In 2023, Chinese pharma firms netted more than 21 billion yuan (US$2.95b) in up-front payments through license-out, nearly doubling revenue raised by IPOs, according to PharmCube that same year.  

In 2024, Chinese firms signed 90 overseas licensing deals worth over US$50 billion, Wang Xiaoning, director-general of the Department of Drug Price and Tendering Procurement under the NHSA, said at a July press conference. 

Doctors provide free medical consultations at a local community, Pingliang, Gansu Province, April 11, 2024 (Photo by VCG)

Confidence and Barriers 
Market confidence in overseas ventures for China’s novel drugs has strengthened, and for good reason.  

Policies continue to support innovation. On September 28, the State Council, China’s cabinet, announced stricter rules for clinical trials, particularly for academic and ethics reviews, to improve quality and credibility.  

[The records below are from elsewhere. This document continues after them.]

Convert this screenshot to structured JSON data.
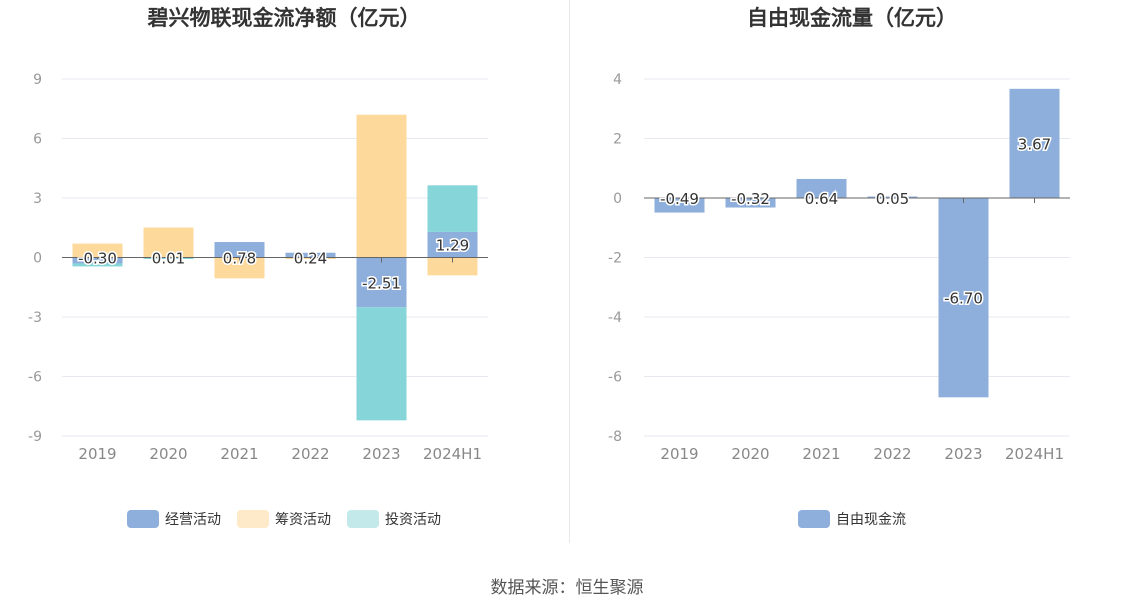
{
  "footer": {
    "source": "数据来源：恒生聚源"
  },
  "chart_data": [
    {
      "type": "bar",
      "stacked": true,
      "title": "碧兴物联现金流净额（亿元）",
      "categories": [
        "2019",
        "2020",
        "2021",
        "2022",
        "2023",
        "2024H1"
      ],
      "yticks": [
        "9",
        "6",
        "3",
        "0",
        "-3",
        "-6",
        "-9"
      ],
      "ylim": [
        -9,
        9
      ],
      "grid": true,
      "legend_position": "bottom",
      "series": [
        {
          "name": "经营活动",
          "color": "#8eaedb",
          "values": [
            -0.3,
            0.01,
            0.78,
            0.24,
            -2.51,
            1.29
          ],
          "labels": [
            "-0.30",
            "0.01",
            "0.78",
            "0.24",
            "-2.51",
            "1.29"
          ]
        },
        {
          "name": "筹资活动",
          "color": "#fdd99b",
          "values": [
            0.7,
            1.5,
            -1.05,
            -0.05,
            7.2,
            -0.9
          ]
        },
        {
          "name": "投资活动",
          "color": "#86d6d9",
          "values": [
            -0.15,
            -0.05,
            0.0,
            0.0,
            -5.7,
            2.35
          ]
        }
      ],
      "legend_colors": [
        "#8eaedb",
        "#fee9c9",
        "#c4e9ea"
      ]
    },
    {
      "type": "bar",
      "title": "自由现金流量（亿元）",
      "categories": [
        "2019",
        "2020",
        "2021",
        "2022",
        "2023",
        "2024H1"
      ],
      "yticks": [
        "4",
        "2",
        "0",
        "-2",
        "-4",
        "-6",
        "-8"
      ],
      "ylim": [
        -8,
        4
      ],
      "grid": true,
      "legend_position": "bottom",
      "series": [
        {
          "name": "自由现金流",
          "color": "#8eaedb",
          "values": [
            -0.49,
            -0.32,
            0.64,
            0.05,
            -6.7,
            3.67
          ],
          "labels": [
            "-0.49",
            "-0.32",
            "0.64",
            "0.05",
            "-6.70",
            "3.67"
          ]
        }
      ],
      "legend_colors": [
        "#8eaedb"
      ]
    }
  ]
}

International consultancy KPMG stressed that China’s “aging population is expected to escalate demand for healthcare solutions” in its April report “China Life Sciences Sector Overview and Outlook.”  

As Chinese pharma companies grew stronger, they began to provide end-to-end services, from drug discovery to manufacturing, often as outsourced partners for multinationals. By integrating into the global pharma supply chain, China has built its own full-fledged system, the Tianfeng Securities report said. “We now have plenty of options to get our medicines produced, with or without [overseas] cooperation,” Wang Jinsong said.  

The KPMG report added that as Chinese firms mature, they attract more overseas investors and enjoy greater options for partnership.  

In the past, Chinese companies often got only up-front payment from their “sprouts” sales, without much larger follow-up milestone earnings. This has changed. On October 12, Biokin announced an upcoming US$250 million milestone payment from US company Bristol Myers Squibb (BMS) due to clinical trial progress on their jointly developed drug for breast cancer. Another milestone came when Shanghai’s Dizal Pharma won approval from the US Food and Drug Administration (FDA) for its first-in-class oral lung cancer drug, Sunvozertinib.  

Harbour BioMed also sold a 9.15 percent stake, worth US$105 million, to AstraZeneca in March, expanding their partnership to shareholding.  

Chinese firms are also adopting a new cooperative model called “NewCo,” allowing domestic drug makers to bring in foreign capital and management teams through newly created joint ventures.  

For instance, when Hengrui Pharma sold a GLP-1 receptor pipeline for obesity and type-2 diabetes to US firm Hercules in May, it acquired a 19.9 percent stake in addition to upfront and milestone payments, making earnings more sustainable.  

To become leading multinational conglomerates, Chinese drugmakers must build capacity in clinical trials across the world and expand marketing networks to reach end users, Chu told NewsChina.  

But challenges remain, as access to clinical resources in major hospitals across the US and Europe can be difficult to navigate and marketing networks are tightly controlled by established pharma firms.  

Moreover, the US remains wary of China’s biotech rise. Though the 100 percent tariffs announced by US President Donald Trump on September 25 will not impact most Chinese out-licensing deals, as they mostly involve early-stage development, concerns persist. “Democrats and Republicans have called America’s reliance on China for medicines a national security vulnerability,” The New York Times reported on September 10.  

Domestically, reforms are needed to boost access to public hospitals covered by medical insurance, and regulations need to be revised to allow frontline doctors to further engage with pharma innovation. Some in China also worry that overseas out-licensing could lead to the loss of valuable intellectual property.  

“The Chinese pharmaceutical industry can definitely scale up to be multinational conglomerates, but the process will take time,” Chu said.